For most of the history of TAVR as a generally available procedure, TAVR has been applied to older, sicker patients for whom the valve itself is likely to outlast the patient’s life expectancy. In this context, the choice between TAVR and SAVR has focused primarily on the risks of the initial procedure. As TAVR has expanded to lower-risk and younger patients, this calculus has begun to change. The data presented here suggest SAVR after TAVR — TAVR explant followed by surgical valve replacement — is a relatively complex endeavor, with higher risks of major complications. Therefore, for patients whose expected lifespan exceeds the estimated durability of a valve prosthesis, heart teams must look beyond the initial procedure to consider the lifetime management of the aortic valve for those patients.

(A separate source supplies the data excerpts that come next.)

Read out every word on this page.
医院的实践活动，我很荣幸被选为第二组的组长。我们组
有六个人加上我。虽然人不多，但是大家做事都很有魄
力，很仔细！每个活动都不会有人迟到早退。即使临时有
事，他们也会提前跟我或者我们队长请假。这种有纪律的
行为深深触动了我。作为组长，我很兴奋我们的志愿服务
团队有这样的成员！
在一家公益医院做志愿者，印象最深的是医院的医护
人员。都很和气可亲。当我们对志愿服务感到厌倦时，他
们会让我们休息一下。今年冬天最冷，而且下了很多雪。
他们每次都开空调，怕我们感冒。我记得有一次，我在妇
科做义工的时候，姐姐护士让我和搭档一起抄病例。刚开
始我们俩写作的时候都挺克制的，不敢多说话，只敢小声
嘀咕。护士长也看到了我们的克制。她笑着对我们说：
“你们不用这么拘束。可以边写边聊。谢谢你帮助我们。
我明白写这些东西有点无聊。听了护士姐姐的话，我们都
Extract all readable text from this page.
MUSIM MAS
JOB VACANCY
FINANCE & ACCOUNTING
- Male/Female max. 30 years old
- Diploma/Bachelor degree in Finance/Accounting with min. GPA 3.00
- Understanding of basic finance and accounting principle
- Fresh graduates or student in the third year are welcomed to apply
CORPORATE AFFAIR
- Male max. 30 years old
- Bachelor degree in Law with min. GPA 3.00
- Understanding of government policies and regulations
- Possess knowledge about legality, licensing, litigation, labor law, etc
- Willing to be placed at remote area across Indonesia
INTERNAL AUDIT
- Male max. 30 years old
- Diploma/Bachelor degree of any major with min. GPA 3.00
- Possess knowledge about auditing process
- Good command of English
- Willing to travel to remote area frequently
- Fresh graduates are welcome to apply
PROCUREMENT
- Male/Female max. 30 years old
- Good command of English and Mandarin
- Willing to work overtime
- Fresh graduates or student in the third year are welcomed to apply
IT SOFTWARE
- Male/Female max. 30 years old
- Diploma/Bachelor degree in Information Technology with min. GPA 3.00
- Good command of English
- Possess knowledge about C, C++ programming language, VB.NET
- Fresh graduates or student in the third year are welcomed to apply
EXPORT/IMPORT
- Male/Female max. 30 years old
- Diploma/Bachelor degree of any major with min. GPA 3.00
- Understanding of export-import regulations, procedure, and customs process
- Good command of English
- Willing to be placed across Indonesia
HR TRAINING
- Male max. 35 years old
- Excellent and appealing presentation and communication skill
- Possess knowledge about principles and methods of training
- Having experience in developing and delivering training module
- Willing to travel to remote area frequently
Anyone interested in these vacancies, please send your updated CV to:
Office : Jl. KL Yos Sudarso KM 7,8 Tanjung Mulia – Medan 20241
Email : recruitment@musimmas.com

In most cases, we should look to the feasibility of valve-in-valve TAVR as a second procedure. SAVR as an initial intervention should be performed in patients with anatomy that is projected to be unsuitable for redo TAVR. The CT scan conducted for TAVR planning can show those patients with small aortic roots, effaced sinuses, and low coronary takeoffs that make coronary obstruction and sinus sequestration likely in a second TAVR procedure. Surgeons also should be mindful of the specific bioprostheses they implant and avoid those types (i.e., stentless valves, externally mounted leaflets) that are less amenable to downstream TAVR-in-SAVR procedures.
The authors of an analysis of more than 31,000 patients from the Society of Thoracic Surgeons’ database identified patients undergoing surgical aortic valve replacement (SAVR) after prior transcutaneous AVR (TAVR) or SAVR. SAVR after TAVR raised the risk of mortality vs. SAVR after SAVR.